Order of evaluation of function arguments is unspecified. The compiler can compute the arguments in any order it pleases, but it must do it in some particular order (so there's no undefined behaviour here). The output can be either 32 or 64.

UPD: this is wrong, there's UB here, see here.


Contrary to what other answers say, the code may indeed exhibit undefined behavior.

As has been stated, the order of evaluation of function arguments is unspecified in C. In your program, you have an expression composed of several subexpressions:

ex0(ex1, ex2, ex3(ex4, ex5));

There is only a partial ordering between these subexpressions: ex4 and ex5 must obviously be evaluated before ex3 can be evaluated, and ex1, ex2, and ex3 must be evaluated before ex0 can be evaluated.

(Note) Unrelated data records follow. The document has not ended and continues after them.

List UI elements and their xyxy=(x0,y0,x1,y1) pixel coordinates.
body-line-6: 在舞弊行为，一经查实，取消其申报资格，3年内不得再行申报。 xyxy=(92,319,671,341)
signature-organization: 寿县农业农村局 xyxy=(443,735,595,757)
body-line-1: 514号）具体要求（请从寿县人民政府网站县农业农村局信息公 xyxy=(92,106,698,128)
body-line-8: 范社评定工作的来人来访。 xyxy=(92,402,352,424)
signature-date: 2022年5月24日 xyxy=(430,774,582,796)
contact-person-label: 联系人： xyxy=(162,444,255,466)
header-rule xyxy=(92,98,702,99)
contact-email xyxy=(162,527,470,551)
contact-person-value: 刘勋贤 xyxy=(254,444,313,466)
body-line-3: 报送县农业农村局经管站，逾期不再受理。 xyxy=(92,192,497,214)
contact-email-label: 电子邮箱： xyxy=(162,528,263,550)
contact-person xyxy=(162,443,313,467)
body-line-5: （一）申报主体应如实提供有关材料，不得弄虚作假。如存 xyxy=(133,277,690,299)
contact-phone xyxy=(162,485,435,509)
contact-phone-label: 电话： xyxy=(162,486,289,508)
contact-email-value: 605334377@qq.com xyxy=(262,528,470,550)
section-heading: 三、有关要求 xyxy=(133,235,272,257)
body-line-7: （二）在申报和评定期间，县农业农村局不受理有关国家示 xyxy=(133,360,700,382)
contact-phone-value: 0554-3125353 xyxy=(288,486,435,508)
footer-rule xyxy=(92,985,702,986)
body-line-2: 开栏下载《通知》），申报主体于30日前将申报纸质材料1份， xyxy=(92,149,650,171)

Other than that, the order of evaluation of the subexpressions is unspecified, and it is up to your compiler to decide the order in which to evaluate the subexpressions.

There are certain, valid orders of evaluations that yield undefined behavior. For example, if ++n is evaluated before power(2, n), the results are undefined: there is a sequence point after the evaluation of all of the arguments to a function but not before or between, and the C Language Standard very clearly states (C99 §6.5/2; emphasis mine):

Between the previous and next sequence point an object shall have its stored value modified at most once by the evaluation of an expression. Furthermore, the prior value shall be read only to determine the value to be stored.

If ++n is evaluated first, this rule is violated because n is modified by ++n and n is read for the call to power(2, n) without a sequence point between those two steps.

A program that exhibits undefined behavior may produce any result: it may crash, it may print an unexpected answer, or it may appear to work as you expect it to work. Since your program potentially exhibits undefined behavior, it's difficult to discuss with certainty the actual behavior that you see. It is best to avoid writing programs that potentially (or worse, actually) exhibit undefined behavior.


And what does your power function contain? I just checked C math libraries pow function. I had to cast it to <int> like this;

#include <cstdio>
#include <cmath>
using namespace std;

int main () {
    int n=5;
    printf("%d %d\n", ++n, (int)pow(2.0, n));
    return 0;
}

Output: 6 64

I used Microsoft Compiler(used by Visual Studio). Hope it helps.